Composed by Thelonious Monk.
Recorded: Kensington, MD, February 1994
Rating: 93/100 (learn more)
Danny Gatton never achieved a modicum of the fame he deserved. He was a true phenomenon. His guitar style was a crosspollination of jazz, blues and rockabilly music, all picked at astonishingly high speeds. As is sadly often the case, it was not until after his tragic death that his legendary musical prowess was more acknowledged.
Ever since childhood Joey DeFrancesco was on track to become the rightful heir to Jimmy Smith's B-3 throne. His dad, "Papa John" DeFrancesco, was an accomplished organist. So DeFrancesco grew up with an appreciation of jazz history and took advantage of every opportunity to capitalize on his situation, including tutelage supplied by his dad.
In February 1994, just 8 months before Gatton's death, these two monster players recorded Relentless. It is an apt name for this CD.
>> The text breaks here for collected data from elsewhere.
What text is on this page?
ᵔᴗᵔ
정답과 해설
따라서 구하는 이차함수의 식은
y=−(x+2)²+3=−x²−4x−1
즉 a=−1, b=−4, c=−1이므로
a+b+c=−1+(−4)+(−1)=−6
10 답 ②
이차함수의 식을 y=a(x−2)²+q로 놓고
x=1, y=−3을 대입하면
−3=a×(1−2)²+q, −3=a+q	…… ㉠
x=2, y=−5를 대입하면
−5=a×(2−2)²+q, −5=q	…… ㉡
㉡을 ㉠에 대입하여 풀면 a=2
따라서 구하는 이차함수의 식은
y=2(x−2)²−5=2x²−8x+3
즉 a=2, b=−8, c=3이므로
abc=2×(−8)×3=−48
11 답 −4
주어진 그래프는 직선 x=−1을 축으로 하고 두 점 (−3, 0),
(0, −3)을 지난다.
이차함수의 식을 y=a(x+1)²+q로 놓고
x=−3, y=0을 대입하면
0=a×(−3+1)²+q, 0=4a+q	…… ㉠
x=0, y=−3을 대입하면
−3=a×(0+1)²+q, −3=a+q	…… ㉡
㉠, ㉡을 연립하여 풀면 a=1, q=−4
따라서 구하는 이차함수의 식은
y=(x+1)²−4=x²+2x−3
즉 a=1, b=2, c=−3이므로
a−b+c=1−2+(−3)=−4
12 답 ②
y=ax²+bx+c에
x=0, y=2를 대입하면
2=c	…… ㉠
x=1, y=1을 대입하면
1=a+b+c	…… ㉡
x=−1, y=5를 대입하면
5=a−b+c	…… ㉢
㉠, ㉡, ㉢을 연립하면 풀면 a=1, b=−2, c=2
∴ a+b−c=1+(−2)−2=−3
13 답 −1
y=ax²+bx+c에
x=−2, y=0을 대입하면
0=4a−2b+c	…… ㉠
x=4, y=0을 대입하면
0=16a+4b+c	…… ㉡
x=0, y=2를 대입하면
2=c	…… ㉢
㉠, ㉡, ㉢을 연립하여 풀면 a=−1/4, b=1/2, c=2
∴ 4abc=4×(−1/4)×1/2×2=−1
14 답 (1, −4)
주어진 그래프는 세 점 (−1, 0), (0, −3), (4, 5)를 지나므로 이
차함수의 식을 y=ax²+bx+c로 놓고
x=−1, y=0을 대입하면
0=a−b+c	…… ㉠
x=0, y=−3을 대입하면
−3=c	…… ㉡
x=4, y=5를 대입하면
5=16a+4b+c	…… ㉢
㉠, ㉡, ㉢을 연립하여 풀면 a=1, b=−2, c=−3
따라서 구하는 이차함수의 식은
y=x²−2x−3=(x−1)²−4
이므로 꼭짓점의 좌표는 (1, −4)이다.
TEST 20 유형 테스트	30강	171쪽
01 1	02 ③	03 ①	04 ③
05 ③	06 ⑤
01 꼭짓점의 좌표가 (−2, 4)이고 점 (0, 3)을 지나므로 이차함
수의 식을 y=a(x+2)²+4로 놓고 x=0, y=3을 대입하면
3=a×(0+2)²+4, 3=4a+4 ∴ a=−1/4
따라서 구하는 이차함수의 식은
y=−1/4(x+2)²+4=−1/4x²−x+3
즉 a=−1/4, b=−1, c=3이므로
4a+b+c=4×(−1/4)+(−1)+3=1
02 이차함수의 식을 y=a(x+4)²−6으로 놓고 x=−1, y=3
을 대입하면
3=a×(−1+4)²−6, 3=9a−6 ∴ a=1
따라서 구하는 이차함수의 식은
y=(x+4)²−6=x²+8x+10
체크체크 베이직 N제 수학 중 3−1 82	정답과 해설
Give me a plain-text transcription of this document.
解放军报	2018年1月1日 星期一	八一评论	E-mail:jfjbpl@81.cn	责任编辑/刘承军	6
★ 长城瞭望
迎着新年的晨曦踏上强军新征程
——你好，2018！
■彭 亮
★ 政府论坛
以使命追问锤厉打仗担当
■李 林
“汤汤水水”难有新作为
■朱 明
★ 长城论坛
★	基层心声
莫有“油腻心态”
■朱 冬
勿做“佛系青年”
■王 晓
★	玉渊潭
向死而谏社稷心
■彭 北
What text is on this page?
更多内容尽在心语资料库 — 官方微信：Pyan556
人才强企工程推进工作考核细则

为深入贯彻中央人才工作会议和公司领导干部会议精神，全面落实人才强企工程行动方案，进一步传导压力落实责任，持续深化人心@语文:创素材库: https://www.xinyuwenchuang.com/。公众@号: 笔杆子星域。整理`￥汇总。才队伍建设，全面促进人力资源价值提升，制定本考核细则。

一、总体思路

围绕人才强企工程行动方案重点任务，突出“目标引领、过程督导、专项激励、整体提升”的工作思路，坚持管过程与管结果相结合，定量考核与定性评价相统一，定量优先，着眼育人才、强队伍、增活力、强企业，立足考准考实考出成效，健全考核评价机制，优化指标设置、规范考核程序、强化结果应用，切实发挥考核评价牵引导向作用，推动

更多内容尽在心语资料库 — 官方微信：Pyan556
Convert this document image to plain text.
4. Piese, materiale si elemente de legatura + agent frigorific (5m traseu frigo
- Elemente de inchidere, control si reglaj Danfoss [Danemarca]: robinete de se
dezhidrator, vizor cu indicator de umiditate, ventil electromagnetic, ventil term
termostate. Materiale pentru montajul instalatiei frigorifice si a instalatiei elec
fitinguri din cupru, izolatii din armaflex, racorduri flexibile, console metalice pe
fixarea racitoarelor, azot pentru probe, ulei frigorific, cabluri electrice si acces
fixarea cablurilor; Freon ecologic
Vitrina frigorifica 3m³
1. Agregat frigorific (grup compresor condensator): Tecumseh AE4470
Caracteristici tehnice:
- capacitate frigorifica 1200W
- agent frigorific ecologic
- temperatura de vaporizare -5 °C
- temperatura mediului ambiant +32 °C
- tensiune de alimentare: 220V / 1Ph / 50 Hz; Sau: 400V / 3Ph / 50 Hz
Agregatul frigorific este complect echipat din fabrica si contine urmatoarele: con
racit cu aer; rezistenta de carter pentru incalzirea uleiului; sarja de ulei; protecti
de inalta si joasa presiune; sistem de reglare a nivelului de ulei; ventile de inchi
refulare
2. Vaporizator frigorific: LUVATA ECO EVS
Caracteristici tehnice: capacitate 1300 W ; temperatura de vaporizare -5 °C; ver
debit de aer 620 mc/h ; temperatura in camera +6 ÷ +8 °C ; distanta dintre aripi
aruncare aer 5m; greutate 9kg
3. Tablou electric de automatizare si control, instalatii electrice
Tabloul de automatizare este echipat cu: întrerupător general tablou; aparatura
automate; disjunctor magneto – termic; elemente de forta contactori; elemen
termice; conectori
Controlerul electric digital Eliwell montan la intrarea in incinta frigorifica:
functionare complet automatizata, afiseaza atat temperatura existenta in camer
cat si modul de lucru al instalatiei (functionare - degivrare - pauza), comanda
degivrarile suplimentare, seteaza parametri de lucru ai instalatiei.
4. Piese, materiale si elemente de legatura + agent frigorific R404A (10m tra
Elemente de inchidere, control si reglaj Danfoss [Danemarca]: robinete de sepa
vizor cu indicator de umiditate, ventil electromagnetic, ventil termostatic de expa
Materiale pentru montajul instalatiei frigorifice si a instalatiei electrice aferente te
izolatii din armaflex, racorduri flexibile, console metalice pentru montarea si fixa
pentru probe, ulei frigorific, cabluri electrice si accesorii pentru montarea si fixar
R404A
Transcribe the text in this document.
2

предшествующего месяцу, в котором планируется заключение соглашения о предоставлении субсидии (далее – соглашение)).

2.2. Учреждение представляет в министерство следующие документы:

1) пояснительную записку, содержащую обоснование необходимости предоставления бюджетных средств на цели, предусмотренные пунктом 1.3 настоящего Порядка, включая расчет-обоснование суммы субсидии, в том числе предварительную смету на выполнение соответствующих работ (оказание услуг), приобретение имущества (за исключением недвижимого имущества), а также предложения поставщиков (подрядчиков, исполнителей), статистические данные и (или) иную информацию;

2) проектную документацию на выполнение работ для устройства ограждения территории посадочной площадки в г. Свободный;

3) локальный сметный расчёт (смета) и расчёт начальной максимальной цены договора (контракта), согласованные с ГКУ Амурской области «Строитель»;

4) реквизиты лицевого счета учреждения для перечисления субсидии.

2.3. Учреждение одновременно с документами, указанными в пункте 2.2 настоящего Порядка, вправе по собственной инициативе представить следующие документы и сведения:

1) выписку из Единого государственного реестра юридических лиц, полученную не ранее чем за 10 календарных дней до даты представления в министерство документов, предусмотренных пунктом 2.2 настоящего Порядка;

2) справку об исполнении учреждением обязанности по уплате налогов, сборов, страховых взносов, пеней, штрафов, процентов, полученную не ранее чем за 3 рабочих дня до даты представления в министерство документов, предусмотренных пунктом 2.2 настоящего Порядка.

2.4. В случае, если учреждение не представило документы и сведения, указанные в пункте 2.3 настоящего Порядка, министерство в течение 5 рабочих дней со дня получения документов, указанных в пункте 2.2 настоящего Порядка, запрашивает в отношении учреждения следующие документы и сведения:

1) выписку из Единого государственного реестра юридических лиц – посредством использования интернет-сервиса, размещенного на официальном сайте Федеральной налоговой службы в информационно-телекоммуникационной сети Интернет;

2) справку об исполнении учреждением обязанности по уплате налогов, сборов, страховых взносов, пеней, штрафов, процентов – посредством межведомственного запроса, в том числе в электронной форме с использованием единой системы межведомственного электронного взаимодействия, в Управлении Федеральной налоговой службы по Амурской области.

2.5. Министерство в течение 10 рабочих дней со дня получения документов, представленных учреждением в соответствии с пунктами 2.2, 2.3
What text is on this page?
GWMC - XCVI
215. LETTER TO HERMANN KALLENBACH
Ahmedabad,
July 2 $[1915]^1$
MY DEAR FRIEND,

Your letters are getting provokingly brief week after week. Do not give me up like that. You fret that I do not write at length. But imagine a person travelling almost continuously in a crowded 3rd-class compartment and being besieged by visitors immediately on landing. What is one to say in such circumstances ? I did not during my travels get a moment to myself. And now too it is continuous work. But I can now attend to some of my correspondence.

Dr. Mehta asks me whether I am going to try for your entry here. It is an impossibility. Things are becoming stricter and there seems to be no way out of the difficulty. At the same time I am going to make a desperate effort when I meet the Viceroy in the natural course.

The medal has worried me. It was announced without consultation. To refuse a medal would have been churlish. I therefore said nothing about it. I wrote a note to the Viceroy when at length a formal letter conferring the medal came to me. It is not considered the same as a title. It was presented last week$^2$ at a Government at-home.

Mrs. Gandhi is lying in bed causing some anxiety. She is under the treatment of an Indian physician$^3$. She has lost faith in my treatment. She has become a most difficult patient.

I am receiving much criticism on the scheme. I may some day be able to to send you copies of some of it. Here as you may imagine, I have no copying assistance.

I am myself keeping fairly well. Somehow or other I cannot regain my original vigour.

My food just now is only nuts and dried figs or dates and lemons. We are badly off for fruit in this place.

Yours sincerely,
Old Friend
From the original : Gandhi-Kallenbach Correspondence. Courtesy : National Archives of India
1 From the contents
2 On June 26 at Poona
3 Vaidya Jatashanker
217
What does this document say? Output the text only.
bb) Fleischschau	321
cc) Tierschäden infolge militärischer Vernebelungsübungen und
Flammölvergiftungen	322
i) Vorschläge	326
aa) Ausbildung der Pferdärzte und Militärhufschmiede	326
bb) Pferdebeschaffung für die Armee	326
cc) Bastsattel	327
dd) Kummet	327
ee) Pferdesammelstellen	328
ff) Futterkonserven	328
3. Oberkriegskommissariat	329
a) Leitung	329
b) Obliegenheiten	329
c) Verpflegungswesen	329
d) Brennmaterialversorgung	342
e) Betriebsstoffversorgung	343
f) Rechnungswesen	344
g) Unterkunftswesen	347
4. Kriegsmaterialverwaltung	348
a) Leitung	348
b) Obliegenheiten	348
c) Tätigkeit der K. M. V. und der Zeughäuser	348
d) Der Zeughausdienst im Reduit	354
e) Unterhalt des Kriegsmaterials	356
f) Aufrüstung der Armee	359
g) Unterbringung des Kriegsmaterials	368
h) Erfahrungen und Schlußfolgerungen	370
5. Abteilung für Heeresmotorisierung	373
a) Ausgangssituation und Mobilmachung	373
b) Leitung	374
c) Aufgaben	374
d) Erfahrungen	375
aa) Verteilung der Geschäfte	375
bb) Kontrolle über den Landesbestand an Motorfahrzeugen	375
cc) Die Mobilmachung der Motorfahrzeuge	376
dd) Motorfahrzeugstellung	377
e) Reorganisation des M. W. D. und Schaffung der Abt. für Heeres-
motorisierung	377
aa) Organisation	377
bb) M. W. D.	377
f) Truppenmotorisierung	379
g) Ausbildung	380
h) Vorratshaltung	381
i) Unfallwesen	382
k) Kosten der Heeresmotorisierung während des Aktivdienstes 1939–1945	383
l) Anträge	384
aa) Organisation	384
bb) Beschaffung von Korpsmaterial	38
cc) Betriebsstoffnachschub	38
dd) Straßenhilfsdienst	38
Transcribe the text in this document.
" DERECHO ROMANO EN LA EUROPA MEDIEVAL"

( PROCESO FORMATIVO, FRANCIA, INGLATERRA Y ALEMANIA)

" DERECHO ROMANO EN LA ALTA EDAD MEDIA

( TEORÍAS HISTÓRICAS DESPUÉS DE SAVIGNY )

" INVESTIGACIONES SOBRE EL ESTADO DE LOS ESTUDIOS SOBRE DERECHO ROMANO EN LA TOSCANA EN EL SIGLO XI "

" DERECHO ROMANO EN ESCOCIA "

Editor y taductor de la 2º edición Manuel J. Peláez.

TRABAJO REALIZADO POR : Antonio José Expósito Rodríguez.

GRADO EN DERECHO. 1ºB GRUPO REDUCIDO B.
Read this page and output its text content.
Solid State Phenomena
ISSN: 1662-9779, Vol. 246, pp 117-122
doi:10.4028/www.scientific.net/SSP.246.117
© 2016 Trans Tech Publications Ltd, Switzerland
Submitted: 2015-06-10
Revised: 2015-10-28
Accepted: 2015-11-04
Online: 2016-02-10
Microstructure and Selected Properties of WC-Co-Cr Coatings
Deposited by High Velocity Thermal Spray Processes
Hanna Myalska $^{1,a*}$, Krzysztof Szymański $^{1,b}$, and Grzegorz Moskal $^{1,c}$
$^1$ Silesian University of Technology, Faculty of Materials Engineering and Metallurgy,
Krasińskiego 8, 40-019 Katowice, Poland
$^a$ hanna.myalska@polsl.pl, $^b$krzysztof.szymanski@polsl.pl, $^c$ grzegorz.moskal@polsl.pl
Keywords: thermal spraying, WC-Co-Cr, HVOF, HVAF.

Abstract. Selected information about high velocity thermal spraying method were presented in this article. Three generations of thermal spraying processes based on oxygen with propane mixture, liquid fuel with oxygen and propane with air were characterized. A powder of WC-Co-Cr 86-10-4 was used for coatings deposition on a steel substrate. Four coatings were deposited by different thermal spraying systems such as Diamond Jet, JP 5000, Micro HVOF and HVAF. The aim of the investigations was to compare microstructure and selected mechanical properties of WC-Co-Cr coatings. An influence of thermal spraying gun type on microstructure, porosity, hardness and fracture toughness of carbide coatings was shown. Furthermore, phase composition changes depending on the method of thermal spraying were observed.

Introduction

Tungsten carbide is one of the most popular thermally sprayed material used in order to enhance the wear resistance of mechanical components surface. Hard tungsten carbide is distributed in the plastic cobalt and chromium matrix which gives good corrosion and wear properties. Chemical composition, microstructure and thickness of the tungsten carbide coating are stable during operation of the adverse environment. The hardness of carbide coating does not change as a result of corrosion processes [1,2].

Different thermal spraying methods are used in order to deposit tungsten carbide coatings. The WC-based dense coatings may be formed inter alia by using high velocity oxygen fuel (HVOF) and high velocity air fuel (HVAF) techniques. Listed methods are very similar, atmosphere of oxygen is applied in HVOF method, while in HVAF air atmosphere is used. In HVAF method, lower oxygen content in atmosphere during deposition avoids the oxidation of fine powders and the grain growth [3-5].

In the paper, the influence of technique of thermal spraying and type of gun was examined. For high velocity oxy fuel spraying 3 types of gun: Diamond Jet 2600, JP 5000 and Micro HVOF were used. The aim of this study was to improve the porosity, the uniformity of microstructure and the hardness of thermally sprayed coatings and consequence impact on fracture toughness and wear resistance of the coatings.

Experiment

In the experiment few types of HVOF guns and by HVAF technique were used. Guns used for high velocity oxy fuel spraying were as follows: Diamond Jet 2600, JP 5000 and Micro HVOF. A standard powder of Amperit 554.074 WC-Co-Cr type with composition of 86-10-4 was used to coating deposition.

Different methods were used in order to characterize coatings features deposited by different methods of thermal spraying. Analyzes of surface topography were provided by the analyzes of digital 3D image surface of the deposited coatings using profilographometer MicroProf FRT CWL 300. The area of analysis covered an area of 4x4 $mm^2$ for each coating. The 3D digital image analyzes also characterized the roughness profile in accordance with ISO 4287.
Gatton and DeFrancesco tackle Thelonious Monk's "Well You Needn't" with a fervor almost beyond description. Gatton "chicken picks" the familiar melody to start. With the fine support of bassist Previti and drummer Biery, Gatton and DeFrancesco turn into whirling dervishes. During a freakishly quick-tempo call-and-response section, Gatton's retorts to DeFrancesco's rapid-fire exultations with his own riffs played at the speed of light. These blurs of sound are made all the more remarkable by the clarity and ring of each individual note. It would be really scary if someone convinced me these guys were not pushing each other to the limits. A contagious high energy is maintained throughout this performance. Good thing it's the CD's last tune. I cannot imagine wanting to hear anything else right after this.
Gatton has entered the esoteric postmortem realm along with guitarist Lenny Breau as two of the greatest players that ever lived without the knowledge of the masses. DeFrancesco continues to be the king of the B-3 Hammond jazz movement. His performance on "Well You Needn't" is just one example of why that crown fits so well.